As a strategy to overcome these drawbacks, we have recently reported a non-covalent procedure enabling to coat, practically instantaneously, preformed MIL-100(Fe) (MIL standing for Material from Institute Lavoisier) nanoMOFs, built up from iron(III) octahedral trimers and trimesate linkers (1,3,5-benzene tricarboxylate), with phosphate-decorated cyclooligosaccharide β-cyclodextrin (β-CD) shell (Fig. 1) [19]. The coating was achieved directly in water following a “green” method which does not involve organic solvents, nor produces side products. This strategy took advantage of the ability of polar phosphate groups to coordinatively bind the unsaturated metallic Lewis acid sites on the nanoMOFs surface, forming a stable shell.

β-CD is a naturally occurring cyclic oligosaccharide comprising seven d-glucopyranose units linked by α-(1 → 4) bonds. This biocompatible macrocycle possesses a relatively rigid torus-shaped structure, which defines an inner hydrophobic cavity rimmed by two hydrophilic openings. β-CD is well-known to form inclusion complexes in aqueous solution with a large variety of organic molecules of hydrophobic nature and suitable size and geometry [20], [21], [22] and it is a suitable scaffold for introducing functional groups for targeting and imaging purposes [23]. Due to its ability to improve the physicochemical properties of drugs (stability, solubility and bioavailability) [22] CDs are considered as “smart” components when incorporated in drug delivery devices [24].

In view of these properties, the modification of nanoMOFs cores with β-CD-based shells appears as particularly appealing. This association is feasible due to the fact that β-CD outer diameter is 15.4 Å, the average value for its radii of the hydrodynamic equivalent sphere being 7.7 Å [25]. In contrast, MIL-100(Fe) nanoMOFs shows a porous architecture delimiting large (29 Å) and small (24 Å) mesoporous cages which are accessible through microporous pentagonal (5.6 Å) or hexagonal windows (8.6 Å) [26]. Thus, bulkyer CD molecules cannot penetrate the nanoMOF tridimensional core structures (Fig. 1).

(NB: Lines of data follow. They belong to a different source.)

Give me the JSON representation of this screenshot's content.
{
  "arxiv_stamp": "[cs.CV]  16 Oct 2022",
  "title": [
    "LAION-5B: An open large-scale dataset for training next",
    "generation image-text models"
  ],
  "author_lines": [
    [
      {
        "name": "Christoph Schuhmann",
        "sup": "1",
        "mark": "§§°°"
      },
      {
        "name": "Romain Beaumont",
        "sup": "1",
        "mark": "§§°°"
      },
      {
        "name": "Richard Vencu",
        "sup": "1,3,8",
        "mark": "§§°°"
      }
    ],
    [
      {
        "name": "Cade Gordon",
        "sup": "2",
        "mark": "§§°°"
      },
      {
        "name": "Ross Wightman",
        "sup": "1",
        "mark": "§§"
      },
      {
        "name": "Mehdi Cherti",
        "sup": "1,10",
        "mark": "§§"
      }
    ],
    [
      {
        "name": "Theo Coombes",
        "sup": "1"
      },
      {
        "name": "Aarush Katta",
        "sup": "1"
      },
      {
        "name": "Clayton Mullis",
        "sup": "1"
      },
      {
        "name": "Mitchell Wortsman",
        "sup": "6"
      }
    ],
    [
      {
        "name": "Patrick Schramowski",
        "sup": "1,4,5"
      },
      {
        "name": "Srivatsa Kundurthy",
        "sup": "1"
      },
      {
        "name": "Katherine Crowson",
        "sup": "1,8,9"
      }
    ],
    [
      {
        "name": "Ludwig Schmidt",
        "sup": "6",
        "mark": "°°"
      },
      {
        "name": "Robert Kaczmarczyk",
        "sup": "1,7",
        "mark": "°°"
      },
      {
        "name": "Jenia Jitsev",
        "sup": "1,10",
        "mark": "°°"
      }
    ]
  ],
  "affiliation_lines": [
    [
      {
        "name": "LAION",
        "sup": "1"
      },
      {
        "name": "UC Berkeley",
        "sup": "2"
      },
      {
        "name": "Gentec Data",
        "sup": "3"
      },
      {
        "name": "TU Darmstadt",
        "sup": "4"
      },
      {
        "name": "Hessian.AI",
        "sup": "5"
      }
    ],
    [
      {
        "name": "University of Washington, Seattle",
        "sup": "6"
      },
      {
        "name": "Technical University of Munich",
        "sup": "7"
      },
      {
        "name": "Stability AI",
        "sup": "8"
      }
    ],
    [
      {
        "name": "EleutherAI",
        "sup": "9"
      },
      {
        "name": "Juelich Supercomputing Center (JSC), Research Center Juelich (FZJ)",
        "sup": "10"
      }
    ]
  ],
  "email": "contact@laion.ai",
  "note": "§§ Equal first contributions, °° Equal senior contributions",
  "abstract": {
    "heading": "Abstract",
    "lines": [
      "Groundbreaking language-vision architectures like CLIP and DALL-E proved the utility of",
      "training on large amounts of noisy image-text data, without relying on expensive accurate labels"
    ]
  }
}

Water soluble β-CD polymers remarkably increase the solubility of hydrophobic drugs as compared to their monomers (β-CDs) [27], [28], [29]. In addition, polymeric CD shells have some advantages over the monomeric ones, such as the obtention of thicker coatings, which in turn may lead to increased stability, better control of drug release and facilitated shell functionalization with fluorescent dyes or targeting ligands. However, ensuring stable thick polymeric shells on porous MOFs, without using any organic solvent or coupling agent, is not a trivial issue. Indeed, shell stability is related to the density and accessibility of the anchoring moieties. While a high effective concentration of interacting appendages is expected in the case of persubstituted discrete β-CD derivatives resulting in a multivalent effect, additional factors may be involved in the case of β-CD polymers, including higher steric hindrance, different spatial distribution of the anchors depending on the derivatisation degree, induce-fit effects, or possitibility of cross-linking between several nanoparticles. As a result, it is difficult to predict the behavior of a given β-CD polymer as a coating shell on MOFs nanoparticles.

Despite these interesting features, the use of CD polymers to coat nanoMOFs has not been explored yet. In order to shed some light on this challenging goal, this work describes the synthesis of several phosphorylated discrete and polymeric β-CD derivatives, some of them containing functional moieties such as mannose and rhodamine. The surface functionalization of MIL-100(Fe) nanoMOFs with these compounds, drug entrapment and the characterization of the hybrid nanoassemblies are studied and compared using complementary techniques.